Reputation: 489
suppose I have 8 cores on my computer. I have loaded a 2Go dataset on RAM and I want each one of these workers to read only from that dataset what I do:
worker.function(rowstoread, dataset)
{
#read a couple of rows from the dataset (those rows are sent as argument to the worker function)
#process these rows
#return results
}
I was wondering why this would incur a copy of the dataset at the level of each worker since my workers are only reading from the dataset. They are not modifying anything in the dataset.

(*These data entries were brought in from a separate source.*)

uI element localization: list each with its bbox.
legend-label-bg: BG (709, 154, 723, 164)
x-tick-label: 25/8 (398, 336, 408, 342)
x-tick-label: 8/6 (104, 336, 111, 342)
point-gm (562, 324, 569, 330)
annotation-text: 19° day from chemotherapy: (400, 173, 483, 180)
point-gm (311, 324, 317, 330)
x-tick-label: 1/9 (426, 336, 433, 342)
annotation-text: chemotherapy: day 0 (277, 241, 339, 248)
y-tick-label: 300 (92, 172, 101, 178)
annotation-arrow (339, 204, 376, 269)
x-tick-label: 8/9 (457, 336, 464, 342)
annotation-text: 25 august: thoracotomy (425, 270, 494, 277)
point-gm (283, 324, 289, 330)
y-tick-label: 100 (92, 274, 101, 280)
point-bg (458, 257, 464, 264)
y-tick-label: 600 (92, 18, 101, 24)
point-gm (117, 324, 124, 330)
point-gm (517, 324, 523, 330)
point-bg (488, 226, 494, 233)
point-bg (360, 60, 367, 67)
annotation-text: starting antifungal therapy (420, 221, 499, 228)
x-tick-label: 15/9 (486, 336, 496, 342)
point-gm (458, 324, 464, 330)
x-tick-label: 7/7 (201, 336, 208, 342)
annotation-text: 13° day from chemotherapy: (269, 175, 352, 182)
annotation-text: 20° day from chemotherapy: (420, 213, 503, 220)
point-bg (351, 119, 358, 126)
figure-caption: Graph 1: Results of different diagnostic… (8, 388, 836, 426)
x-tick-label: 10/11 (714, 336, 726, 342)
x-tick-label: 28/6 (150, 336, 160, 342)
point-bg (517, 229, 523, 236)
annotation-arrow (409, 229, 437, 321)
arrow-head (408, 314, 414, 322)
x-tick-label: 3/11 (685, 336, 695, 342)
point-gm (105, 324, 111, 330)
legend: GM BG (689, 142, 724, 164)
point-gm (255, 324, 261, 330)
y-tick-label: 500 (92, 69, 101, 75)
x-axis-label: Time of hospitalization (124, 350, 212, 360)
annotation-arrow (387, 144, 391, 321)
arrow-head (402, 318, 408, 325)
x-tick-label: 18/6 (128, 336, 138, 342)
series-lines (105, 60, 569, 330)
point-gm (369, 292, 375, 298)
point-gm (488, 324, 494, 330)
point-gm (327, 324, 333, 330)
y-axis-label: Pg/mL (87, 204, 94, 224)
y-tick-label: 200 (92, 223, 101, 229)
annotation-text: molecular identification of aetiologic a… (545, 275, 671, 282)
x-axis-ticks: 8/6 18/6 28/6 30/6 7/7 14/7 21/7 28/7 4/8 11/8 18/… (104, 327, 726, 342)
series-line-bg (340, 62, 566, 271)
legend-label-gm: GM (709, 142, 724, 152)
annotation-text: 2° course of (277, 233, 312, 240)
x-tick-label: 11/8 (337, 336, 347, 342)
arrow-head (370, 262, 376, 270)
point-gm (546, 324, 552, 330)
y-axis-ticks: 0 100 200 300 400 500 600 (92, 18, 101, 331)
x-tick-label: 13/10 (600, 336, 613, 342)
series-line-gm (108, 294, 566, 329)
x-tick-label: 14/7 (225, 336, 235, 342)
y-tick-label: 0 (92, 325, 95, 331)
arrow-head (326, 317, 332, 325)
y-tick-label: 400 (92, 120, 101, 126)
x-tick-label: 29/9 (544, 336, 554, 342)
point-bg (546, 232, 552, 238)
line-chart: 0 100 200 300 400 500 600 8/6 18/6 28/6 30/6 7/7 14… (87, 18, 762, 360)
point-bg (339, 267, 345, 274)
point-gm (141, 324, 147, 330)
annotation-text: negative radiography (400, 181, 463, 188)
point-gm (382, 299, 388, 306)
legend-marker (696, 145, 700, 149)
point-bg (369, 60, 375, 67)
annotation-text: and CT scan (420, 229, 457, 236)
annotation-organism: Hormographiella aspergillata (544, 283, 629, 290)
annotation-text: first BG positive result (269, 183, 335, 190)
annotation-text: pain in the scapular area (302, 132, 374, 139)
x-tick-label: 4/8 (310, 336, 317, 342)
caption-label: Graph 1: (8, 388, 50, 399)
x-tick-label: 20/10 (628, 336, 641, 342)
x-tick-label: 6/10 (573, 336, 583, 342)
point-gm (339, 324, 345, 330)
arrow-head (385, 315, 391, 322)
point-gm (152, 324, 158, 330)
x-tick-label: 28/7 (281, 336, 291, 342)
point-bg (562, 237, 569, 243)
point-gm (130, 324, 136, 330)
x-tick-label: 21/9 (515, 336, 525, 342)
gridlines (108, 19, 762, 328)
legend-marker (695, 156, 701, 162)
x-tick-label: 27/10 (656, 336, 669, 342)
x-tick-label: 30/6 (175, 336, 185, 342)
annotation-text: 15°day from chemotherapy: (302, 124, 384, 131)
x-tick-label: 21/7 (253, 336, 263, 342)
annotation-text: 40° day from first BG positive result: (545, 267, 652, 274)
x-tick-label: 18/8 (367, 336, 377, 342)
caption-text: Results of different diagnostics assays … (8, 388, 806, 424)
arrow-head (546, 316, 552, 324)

Is there any fix to that or is this inherent to R? Also would this problem be alleviated if I use a Linux machine instead or would a copy of the dataset still occur at the level of each worker ?
Upvotes: 2
Views: 551
Reputation: 25454
TL;DR: This can work much better on Linux.
There are two problems here:
R is single-threaded and only knows parallelism at the process level.
Windows doesn't have a "fork" system call, unlike Linux.
If you are on Linux and use a forking-based parallelization backend (e.g., parallel::makeForkCluster()
), you may be able to access the dataset in the workers without reloading/copying it.
Modern operating systems support multiple threads per process, all of which have access to the same data. All threads in a process must ensure that concurrent data access always leaves the memory in a consistent state, even if multiple threads update the same location. This is usually done by locking mechanisms, but is also non-trivial to implement. Some parts of R (e.g., if I remember correctly, the memory allocator) are inherently single-threaded, and so must be is all (interpreted) R code. The only way to work in parallel with R is to spawn multiple processes.
Each new process on Windows starts "empty" and must load its code and data from external storage. On the other hand, Linux has a "fork" system call, which allows creating a second process that starts with exactly the same memory contents (code and data) as the running process.
Upvotes: 3